Because compliance is low, some insurance companies have begun requiring verification of use before they will pay for new replacement parts. With advanced technologies, insurance and DME companies can easily determine how many hours of each night a patient is using the therapy. Smart Cards, telephone modems and internet hookups enable effective surveillance of patient therapy usage.
Sleep apnea is very treatable with CPAP. Following recommended parts replacement schedules will enable you to continue to uphold your health and thrive.
CPAP masks are designed to be disposable. Insurance and DME companies have made it easy to replace equipment.
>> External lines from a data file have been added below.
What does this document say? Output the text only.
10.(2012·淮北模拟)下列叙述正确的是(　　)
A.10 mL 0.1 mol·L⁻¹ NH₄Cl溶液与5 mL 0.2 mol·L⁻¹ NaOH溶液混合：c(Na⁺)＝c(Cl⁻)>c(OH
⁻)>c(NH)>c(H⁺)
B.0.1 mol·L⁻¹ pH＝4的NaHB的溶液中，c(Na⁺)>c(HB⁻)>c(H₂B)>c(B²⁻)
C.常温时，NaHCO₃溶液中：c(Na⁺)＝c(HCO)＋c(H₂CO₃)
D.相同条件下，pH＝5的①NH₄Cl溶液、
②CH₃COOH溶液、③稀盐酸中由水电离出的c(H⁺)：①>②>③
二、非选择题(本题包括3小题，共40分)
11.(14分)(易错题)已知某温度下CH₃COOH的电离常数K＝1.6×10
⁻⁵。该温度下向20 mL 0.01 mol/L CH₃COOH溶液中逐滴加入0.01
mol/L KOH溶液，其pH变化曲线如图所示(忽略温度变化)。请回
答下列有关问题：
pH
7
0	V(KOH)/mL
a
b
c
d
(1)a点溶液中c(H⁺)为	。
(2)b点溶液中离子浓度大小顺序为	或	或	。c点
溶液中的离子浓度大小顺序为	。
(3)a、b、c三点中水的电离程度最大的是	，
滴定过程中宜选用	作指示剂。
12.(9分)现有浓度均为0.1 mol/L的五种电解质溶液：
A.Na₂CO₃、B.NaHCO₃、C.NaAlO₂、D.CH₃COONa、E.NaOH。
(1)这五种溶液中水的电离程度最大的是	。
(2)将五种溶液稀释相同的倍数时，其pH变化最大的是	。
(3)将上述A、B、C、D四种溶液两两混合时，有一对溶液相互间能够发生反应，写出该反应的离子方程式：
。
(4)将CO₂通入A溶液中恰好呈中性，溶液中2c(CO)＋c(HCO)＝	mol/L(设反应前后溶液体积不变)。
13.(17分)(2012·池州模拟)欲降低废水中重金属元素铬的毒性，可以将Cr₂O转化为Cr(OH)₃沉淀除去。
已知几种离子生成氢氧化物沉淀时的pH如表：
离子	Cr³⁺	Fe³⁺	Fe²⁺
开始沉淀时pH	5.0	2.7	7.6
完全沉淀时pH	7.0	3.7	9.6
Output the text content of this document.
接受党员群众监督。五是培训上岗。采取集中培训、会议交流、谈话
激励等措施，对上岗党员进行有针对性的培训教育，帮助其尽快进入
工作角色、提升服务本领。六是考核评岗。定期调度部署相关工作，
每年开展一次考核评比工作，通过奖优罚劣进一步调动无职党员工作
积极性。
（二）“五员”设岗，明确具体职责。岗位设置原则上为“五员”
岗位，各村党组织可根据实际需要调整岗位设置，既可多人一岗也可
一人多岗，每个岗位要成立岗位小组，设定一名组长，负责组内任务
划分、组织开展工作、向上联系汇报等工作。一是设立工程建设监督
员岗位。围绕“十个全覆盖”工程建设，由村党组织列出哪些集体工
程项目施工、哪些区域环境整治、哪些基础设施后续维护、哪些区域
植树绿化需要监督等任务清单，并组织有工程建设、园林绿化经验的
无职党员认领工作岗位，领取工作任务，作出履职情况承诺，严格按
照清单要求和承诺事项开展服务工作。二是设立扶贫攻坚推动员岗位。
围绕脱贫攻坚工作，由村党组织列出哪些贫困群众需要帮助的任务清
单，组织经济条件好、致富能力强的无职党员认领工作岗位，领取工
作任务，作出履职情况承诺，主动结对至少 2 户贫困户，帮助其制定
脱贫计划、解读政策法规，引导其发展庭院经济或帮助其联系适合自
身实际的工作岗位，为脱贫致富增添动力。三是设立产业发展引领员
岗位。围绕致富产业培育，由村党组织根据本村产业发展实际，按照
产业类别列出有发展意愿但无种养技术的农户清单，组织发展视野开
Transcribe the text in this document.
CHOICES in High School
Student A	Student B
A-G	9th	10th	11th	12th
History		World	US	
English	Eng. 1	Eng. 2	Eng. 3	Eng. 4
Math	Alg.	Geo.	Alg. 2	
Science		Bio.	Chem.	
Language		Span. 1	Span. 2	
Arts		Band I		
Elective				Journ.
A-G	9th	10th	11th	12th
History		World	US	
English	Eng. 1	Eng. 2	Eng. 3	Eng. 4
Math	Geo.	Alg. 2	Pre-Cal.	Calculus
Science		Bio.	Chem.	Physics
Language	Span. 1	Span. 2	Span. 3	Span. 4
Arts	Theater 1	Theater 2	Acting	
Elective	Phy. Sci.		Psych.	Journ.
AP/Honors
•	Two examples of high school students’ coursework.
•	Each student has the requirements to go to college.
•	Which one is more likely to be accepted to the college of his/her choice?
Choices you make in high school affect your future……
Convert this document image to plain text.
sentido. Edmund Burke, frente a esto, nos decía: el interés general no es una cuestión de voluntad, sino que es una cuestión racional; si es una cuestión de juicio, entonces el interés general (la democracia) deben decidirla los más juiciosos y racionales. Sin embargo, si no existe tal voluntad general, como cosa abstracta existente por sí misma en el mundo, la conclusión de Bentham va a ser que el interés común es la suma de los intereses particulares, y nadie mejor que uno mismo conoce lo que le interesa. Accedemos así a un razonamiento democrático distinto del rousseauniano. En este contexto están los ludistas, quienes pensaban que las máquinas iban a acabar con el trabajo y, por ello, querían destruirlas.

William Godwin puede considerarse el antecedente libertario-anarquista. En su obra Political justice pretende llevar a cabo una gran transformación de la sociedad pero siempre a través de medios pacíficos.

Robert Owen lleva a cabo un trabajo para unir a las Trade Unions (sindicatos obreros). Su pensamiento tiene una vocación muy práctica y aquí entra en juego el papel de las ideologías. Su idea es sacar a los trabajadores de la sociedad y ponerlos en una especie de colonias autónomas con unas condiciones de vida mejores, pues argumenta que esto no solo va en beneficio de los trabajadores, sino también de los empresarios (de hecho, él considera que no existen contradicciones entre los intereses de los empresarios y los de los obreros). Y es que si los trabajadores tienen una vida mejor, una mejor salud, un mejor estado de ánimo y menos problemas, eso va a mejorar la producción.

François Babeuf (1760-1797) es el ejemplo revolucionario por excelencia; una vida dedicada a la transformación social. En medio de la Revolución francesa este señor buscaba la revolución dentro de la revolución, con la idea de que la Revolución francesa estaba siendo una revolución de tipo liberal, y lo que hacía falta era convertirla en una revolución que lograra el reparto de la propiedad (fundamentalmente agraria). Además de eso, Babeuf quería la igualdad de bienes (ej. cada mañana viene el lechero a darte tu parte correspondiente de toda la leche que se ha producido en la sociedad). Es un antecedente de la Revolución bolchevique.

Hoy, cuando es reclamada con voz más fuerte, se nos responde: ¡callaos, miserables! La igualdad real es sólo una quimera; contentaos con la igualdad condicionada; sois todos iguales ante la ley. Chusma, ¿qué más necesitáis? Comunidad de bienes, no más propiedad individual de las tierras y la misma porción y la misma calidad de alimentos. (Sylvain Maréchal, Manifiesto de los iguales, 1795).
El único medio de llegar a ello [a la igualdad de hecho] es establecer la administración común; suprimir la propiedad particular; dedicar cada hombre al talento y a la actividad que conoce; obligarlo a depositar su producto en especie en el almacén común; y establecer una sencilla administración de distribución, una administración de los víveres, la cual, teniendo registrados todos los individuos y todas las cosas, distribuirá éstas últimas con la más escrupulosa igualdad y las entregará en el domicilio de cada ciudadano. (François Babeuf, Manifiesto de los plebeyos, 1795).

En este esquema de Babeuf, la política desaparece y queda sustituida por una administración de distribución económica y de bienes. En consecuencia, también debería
They have developed replacement schedules so the patient can be equipped with the cleanest, most highly operable equipment to provide vitality and good health.
You can request to be set up on a regular delivery basis, and the replacement parts will be mailed directly to your home on a regular basis without the fuss of your keeping track of schedules. Just make sure that your insurance company has a valid supply prescription on file and you are all set!
Many Years of Health
Equipment companies and insurance companies make every effort to help you become compliant with your CPAP therapy. Adherence to CPAP therapy reduces your risk of developing and experiencing the serious conditions associated with sleep apnea such as heart disease, hypertension, stroke, depression, just to name a few. Your commitment to comply with therapy will contribute to your living a healthy life.
Horowitz S, Horowitz A, Chun C,. Sleep and Breathing: Care of CPAP Equipment A Factor in Compliance and Hygiene. SLEEP, Vol. 32, Abstract Supplement, 2009: A207.